Enabling new nodes in the GitLab admin console requires using an admin account to change where new projects are stored. In Admin Area > Settings > Repository > Repository storage > Expand, you will see a list of storage nodes. The ones that are checked are the ones that will receive new projects. For more information see gitlab docs.

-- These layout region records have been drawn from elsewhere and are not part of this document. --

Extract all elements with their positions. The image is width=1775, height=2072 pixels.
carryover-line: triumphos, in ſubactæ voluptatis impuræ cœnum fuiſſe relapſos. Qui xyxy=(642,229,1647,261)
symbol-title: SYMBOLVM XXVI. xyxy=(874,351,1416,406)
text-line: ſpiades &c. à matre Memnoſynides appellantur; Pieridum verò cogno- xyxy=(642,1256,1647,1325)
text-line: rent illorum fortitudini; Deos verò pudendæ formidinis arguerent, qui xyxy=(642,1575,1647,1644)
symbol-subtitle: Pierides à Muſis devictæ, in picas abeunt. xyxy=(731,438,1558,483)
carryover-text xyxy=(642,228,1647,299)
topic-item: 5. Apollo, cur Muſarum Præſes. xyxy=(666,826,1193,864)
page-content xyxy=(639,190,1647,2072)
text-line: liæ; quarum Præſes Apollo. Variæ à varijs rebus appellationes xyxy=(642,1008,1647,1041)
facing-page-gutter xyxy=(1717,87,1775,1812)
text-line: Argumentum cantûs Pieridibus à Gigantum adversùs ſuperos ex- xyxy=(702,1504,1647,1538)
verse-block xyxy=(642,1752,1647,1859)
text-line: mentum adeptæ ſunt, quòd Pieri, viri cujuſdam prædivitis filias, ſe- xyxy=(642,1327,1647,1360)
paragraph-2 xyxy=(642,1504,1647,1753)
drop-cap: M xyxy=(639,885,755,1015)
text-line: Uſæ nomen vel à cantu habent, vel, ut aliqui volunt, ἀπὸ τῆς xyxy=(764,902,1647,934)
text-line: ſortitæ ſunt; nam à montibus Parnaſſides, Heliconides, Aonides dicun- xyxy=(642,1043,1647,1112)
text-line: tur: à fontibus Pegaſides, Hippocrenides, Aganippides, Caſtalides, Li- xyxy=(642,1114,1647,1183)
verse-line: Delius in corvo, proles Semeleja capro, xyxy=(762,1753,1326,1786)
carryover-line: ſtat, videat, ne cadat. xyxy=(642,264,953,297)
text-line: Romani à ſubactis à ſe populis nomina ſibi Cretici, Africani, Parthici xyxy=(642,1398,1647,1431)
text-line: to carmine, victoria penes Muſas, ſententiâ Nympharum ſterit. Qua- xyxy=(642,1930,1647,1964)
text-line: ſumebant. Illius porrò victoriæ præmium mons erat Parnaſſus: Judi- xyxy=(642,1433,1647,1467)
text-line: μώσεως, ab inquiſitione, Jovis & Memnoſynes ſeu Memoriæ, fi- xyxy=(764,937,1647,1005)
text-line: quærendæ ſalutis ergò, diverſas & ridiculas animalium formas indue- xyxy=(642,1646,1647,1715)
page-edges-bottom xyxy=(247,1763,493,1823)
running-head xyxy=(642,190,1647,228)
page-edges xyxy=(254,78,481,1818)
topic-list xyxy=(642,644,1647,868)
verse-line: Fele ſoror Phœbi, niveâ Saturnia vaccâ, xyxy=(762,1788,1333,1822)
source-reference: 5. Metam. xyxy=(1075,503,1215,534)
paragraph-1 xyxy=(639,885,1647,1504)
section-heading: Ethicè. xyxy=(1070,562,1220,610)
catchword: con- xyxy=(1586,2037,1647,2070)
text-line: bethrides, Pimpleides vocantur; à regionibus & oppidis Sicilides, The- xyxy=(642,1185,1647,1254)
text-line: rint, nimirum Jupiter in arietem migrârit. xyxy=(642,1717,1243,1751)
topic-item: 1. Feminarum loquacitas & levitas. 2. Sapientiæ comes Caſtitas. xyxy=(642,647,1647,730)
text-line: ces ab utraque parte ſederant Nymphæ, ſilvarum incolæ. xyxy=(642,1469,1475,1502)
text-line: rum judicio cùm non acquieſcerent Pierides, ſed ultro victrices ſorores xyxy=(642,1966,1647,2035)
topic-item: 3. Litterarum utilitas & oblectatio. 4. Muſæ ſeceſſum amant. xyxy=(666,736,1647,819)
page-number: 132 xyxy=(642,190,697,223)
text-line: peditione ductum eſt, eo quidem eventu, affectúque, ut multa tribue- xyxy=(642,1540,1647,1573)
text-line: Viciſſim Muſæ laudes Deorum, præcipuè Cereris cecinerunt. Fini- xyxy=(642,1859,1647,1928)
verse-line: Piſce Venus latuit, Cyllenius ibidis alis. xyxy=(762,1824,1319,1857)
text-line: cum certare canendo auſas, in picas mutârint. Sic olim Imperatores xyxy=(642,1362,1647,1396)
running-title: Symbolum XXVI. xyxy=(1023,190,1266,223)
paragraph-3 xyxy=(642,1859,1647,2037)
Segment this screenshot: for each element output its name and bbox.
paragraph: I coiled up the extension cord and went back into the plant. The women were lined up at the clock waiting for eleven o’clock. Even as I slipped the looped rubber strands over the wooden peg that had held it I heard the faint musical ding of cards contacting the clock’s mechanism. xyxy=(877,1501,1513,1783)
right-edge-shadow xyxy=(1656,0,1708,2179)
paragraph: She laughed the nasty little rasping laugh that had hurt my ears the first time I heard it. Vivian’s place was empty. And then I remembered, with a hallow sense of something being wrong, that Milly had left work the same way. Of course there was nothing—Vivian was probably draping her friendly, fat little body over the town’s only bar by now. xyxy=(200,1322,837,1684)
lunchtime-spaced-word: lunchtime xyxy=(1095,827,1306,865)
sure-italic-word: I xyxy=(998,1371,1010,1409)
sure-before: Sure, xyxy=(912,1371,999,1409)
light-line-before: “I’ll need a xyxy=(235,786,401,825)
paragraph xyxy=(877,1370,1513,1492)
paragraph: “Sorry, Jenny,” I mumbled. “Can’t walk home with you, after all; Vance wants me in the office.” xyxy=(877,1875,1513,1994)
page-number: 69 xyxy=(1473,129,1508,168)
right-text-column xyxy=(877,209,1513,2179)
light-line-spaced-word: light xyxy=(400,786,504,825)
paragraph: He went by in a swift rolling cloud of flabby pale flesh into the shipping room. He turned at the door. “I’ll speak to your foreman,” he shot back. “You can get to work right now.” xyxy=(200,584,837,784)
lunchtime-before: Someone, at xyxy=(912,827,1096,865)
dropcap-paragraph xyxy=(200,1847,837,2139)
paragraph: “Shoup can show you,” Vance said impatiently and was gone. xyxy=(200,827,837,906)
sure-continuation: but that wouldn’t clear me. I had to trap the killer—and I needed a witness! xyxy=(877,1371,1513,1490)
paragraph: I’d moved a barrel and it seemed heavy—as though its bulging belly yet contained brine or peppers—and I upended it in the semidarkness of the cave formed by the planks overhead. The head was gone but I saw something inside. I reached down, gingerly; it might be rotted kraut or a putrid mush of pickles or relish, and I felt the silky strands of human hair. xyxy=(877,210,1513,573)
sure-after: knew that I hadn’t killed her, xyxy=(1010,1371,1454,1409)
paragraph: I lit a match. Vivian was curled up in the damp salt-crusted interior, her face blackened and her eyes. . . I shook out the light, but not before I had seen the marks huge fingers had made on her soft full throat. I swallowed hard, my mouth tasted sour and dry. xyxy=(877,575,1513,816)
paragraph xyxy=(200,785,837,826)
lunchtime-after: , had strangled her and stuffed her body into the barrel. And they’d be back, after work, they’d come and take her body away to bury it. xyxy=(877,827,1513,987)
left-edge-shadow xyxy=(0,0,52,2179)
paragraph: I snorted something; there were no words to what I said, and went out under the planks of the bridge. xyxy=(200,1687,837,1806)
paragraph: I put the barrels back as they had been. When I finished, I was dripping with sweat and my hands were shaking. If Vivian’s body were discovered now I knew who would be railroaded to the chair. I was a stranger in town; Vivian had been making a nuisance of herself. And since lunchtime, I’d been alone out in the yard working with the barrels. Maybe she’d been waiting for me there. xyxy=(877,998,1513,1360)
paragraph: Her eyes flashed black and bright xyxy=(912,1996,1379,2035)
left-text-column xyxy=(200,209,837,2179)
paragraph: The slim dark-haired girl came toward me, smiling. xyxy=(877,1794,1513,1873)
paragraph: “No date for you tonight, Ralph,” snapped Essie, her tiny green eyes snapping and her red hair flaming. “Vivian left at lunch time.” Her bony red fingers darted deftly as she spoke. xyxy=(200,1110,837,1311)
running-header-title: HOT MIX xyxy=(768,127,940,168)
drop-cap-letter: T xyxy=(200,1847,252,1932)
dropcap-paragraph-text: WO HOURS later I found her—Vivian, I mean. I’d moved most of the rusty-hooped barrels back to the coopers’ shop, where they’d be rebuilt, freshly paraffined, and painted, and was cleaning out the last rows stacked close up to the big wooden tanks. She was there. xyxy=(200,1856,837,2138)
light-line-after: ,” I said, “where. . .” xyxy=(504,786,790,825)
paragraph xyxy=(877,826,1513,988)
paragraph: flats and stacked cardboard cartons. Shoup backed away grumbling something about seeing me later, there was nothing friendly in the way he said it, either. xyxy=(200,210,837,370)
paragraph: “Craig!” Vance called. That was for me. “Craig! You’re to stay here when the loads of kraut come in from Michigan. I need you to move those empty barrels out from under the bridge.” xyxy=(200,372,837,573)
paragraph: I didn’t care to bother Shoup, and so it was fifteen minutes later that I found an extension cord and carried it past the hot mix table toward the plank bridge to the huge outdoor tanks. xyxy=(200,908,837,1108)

• execution commands for the step
  • Open a private browser window or tab and navigate to: https://gitlab.com/admin/application_settings/repository
  • Click the Expand button next to Repository storage.
  • Click play on the Production gitaly-shard-weights-assigner job to assign a weight.
  • Don't forget to click the Save changes button.
• post-execution validation for the step
  • Take a count of how many projects are being created on the new shards:

  export node='file-69-stor-gprd.c.gitlab-production.internal'
  bundle exec knife ssh "fqdn:$node" "sudo find /var/opt/gitlab/git-data/repositories/@hashed -mindepth 2 -maxdepth 3 -name *.git | wc -l"
  
  export node='file-70-stor-gprd.c.gitlab-production.internal'
  bundle exec knife ssh "fqdn:$node" "sudo find /var/opt/gitlab/git-data/repositories/@hashed -mindepth 2 -maxdepth 3 -name *.git | wc -l"

  • Observe that this number goes up over time.